The bold texts are googlable, I omitted further explanation for the sake of this thread.
We plan to use it for predictive text entry on a handheld device for data entry in an industrial environment. In a situation with a reasonable vocabulary size, transitions to the next word can be suggested based on frequency. Our initial testing suggests that this will work well for our needs.
IBM has CELM. Check out this link:
http://www.research.ibm.com/journal/rd/513/labbi.pdf
I recently stumbled on a blog example of using markov chains for creating test data...
http://github.com/emelski/code.melski.net/blob/master/markov/main.cpp
Markov model is a way of describing a process that goes through a series of states.
HMMs can be applied in many fields where the goal is to recover a data sequence that is not immediately observable (but depends on some other data on that sequence).

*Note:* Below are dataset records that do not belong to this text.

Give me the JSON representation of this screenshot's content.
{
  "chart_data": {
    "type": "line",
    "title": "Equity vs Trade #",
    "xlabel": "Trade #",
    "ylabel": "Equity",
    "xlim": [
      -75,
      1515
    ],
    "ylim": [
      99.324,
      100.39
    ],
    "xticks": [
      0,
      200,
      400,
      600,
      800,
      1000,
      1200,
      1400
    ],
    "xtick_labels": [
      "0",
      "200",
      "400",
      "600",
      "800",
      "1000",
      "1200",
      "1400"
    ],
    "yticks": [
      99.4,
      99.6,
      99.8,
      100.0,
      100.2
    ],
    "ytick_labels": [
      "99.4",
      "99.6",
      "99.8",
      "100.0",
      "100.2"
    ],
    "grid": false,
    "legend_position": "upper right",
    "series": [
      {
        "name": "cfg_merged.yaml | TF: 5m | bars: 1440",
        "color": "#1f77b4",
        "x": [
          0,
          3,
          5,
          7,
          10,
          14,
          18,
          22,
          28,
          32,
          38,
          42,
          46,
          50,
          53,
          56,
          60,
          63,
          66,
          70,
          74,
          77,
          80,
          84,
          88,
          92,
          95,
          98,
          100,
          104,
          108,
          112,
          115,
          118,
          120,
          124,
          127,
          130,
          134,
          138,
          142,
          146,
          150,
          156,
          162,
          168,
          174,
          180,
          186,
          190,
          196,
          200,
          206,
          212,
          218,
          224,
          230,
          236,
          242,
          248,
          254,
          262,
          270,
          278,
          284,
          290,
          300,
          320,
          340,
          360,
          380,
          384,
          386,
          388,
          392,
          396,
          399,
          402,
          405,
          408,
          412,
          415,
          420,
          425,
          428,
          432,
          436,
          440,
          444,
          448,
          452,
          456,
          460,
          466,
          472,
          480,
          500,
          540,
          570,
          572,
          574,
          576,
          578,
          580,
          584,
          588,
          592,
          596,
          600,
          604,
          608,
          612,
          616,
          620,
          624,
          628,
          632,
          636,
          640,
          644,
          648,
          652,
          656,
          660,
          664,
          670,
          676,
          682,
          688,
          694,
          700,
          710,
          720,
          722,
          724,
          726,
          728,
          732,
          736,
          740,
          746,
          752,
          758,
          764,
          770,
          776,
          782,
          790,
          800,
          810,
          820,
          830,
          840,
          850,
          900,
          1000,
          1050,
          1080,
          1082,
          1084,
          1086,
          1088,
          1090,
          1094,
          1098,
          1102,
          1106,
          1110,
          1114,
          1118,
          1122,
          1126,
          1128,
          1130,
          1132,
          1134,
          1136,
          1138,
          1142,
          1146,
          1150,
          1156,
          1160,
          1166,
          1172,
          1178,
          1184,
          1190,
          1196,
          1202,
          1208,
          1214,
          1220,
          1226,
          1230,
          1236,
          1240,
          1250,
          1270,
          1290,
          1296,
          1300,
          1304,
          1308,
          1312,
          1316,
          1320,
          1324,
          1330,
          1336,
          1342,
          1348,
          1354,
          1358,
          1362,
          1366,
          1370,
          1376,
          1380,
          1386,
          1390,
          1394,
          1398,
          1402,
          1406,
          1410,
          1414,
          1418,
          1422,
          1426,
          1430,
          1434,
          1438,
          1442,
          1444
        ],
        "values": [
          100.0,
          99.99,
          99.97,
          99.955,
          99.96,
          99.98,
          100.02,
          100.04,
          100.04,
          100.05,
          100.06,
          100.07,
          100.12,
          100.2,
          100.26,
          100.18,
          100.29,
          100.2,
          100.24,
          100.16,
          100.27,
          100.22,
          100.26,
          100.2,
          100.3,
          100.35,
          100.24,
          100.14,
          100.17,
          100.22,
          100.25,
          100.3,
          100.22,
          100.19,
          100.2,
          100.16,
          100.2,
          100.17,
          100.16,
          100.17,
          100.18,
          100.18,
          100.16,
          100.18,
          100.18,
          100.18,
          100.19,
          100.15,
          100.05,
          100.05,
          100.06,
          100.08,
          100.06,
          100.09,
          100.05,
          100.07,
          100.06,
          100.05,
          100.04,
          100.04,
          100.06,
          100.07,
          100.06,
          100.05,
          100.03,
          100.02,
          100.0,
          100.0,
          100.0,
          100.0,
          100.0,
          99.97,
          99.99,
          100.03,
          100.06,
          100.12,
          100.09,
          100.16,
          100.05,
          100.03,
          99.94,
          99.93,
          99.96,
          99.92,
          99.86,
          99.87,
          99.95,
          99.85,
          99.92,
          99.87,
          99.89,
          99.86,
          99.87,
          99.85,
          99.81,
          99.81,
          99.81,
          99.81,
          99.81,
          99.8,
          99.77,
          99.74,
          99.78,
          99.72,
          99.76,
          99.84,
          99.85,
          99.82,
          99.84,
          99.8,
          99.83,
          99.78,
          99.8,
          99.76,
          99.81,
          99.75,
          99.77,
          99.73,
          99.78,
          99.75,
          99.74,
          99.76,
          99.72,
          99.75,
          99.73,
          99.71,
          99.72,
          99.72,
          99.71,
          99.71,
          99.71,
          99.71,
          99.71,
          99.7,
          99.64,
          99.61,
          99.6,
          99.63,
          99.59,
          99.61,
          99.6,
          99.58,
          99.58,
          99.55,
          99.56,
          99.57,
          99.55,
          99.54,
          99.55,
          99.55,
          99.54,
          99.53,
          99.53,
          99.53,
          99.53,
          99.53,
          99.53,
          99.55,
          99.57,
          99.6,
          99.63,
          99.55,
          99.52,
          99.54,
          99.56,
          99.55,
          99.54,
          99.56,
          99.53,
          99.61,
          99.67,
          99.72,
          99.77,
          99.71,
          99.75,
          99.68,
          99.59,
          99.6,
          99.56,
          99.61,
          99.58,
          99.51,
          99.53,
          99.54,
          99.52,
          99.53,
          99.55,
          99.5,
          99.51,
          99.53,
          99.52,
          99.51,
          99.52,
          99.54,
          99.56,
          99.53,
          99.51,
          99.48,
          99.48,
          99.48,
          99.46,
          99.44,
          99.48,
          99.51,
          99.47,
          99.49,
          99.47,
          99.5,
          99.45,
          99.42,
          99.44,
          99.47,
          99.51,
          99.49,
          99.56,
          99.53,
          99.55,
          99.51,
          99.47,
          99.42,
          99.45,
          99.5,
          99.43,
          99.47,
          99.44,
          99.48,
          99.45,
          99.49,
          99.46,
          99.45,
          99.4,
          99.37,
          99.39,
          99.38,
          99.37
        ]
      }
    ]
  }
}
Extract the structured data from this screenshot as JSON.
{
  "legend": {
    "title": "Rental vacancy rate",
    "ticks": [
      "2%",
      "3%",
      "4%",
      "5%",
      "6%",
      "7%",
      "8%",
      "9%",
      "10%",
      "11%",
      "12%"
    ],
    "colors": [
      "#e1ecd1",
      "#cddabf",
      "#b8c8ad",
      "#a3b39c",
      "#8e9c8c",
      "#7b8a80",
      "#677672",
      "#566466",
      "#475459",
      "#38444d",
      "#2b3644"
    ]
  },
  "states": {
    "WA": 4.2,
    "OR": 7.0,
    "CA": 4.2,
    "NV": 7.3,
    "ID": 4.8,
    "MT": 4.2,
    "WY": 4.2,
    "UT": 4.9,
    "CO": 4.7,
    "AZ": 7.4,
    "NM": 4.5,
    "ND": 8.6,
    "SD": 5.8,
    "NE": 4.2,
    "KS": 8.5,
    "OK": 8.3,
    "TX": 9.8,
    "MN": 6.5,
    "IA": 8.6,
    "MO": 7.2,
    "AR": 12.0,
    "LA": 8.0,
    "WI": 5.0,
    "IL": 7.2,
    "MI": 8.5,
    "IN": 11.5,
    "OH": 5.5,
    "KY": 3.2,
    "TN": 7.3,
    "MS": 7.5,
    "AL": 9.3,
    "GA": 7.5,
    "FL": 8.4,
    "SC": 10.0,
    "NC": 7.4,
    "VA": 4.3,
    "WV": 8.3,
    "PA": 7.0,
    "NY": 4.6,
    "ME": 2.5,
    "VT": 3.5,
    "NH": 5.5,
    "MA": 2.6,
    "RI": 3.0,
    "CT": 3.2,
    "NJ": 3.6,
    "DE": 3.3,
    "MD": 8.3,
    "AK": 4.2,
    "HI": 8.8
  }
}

Common applications include:
Crypt-analysis, Speech recognition, Part-of-speech tagging, Machine translation, Stock Prediction, Gene prediction, Alignment of bio-sequences, Gesture Recognition, Activity recognition, Detecting browsing pattern of a user on a website.
Markov Chains can be used to simulate user interaction, f.g. when browsing service.
My friend was writing as diplom work plagiat recognision using Markov Chains (he said the input data must be whole books to succeed).
It may not be very 'business' but Markov Chains can be used to generate fictitious geographical and person names, especially in RPG games.
Markov Chains are used in life insurance, particularly in the permanent disability model. There are 3 states
0 - The life is healthy
1 - The life becomes disabled
2 - The life dies
In a permanent disability model the insurer may pay some sort of benefit if the insured becomes disabled and/or the life insurance benefit when the insured dies. The insurance company would then likely run a monte carlo simulation based on this Markov Chain to determine the likely cost of providing such an insurance.